News server iDNES.cz reports that Czech President Václav Klaus has returned a controversial amendment authored by the former Mayor of Chomutov, Czech MP Ivana Řápková (Civic Democrats – ODS), to the Chamber of Deputies. The law would have made it possible for municipalities to ban persons who repeatedly commit misdemeanors and who are not permanent residents of that particular municipality from residing there for up to three months. Klaus said the legislation would be rash.

“I consider the punishment of banning residency for a mere misdemeanor to be disproportionate in the context of Czech law. The concrete regulations proposed by the amendment are rash and do not correspond to the declared intentions of those who proposed them,” the President’s press release reads.

Klaus reiterated that the amendment only managed to be passed on a second reading. He has also joined those critics who previously took issue with Řápková for presenting an amendment that was unconstitutional and wrongheaded given that freedom of movement and residency are basic human rights. Czech ombudsman Pavel Varvařovský also took a stand against the amendment, as did some other politicians.

Klaus said that from the beginning the amendment was the subject of disputes regarding its “obvious populism and political tendentiousness as well as the fact it is easily abused, rash, and probably unconstitutional. I consider this amendment to the law on misdemeanors as one more proof of the dangerous and growing trend of addressing social problems through criminalizing them instead of getting rid of their causes. By banning someone from residency, a municipality will not resolve its specific problem, but will temporarily shift the problem into a neighboring community.”

The amendment says that whoever repeatedly commits misdemeanors may be banned for up to three months from residing on the territory of a municipality. The regulation would only apply to perpetrators who are not permanent residents of the municipality concerned and would apply to repeated petty theft, disturbance of nighttime quiet, or offering prostitution in a public area. The repetition of the misdemeanors would be calculated during the course of one year, according to the bill.

Klaus said it is not possible to punish people on the basis of their permanent residency, as that does not play such an important role in people’s lives as it once did. “Commuting for work and living in different places on the weekend and during the workweek is common practice today. As a result, a residency ban for someone so punished could have serious consequences – it could make their family life, work life or care for their own real estate impossible,” he pointed out.

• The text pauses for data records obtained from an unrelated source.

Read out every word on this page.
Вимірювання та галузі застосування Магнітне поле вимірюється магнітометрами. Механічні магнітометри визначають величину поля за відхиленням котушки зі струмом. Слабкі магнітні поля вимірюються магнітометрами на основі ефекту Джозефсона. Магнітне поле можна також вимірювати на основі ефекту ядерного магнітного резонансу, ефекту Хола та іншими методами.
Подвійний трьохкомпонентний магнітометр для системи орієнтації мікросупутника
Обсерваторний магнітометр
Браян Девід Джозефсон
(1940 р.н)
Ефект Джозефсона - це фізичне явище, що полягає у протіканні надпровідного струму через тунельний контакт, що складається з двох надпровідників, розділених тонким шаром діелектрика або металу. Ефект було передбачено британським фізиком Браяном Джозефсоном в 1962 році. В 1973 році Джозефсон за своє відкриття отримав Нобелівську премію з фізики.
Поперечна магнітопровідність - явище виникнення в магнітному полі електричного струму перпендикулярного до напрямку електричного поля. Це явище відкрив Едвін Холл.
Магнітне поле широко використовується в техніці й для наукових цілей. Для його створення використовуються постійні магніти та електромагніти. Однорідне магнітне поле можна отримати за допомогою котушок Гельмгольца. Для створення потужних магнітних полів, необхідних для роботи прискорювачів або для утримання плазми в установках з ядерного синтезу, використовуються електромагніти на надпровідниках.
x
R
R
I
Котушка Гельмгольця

The Czech Government rejected the amendment in March 2011, saying a ban on residency was too harsh a punishment for misdemeanor offenses. The Chamber of Deputies later passed the amendment and sent it to the Senate, which rejected it and returned it to the lower house, where their veto was overturned with 105 votes. The amendment was then sent to the president for signature. Now the lower house will have to revisit it a third time. In order to overturn the presidential veto, the MPs need a simple majority of the votes (i.e., 101 votes).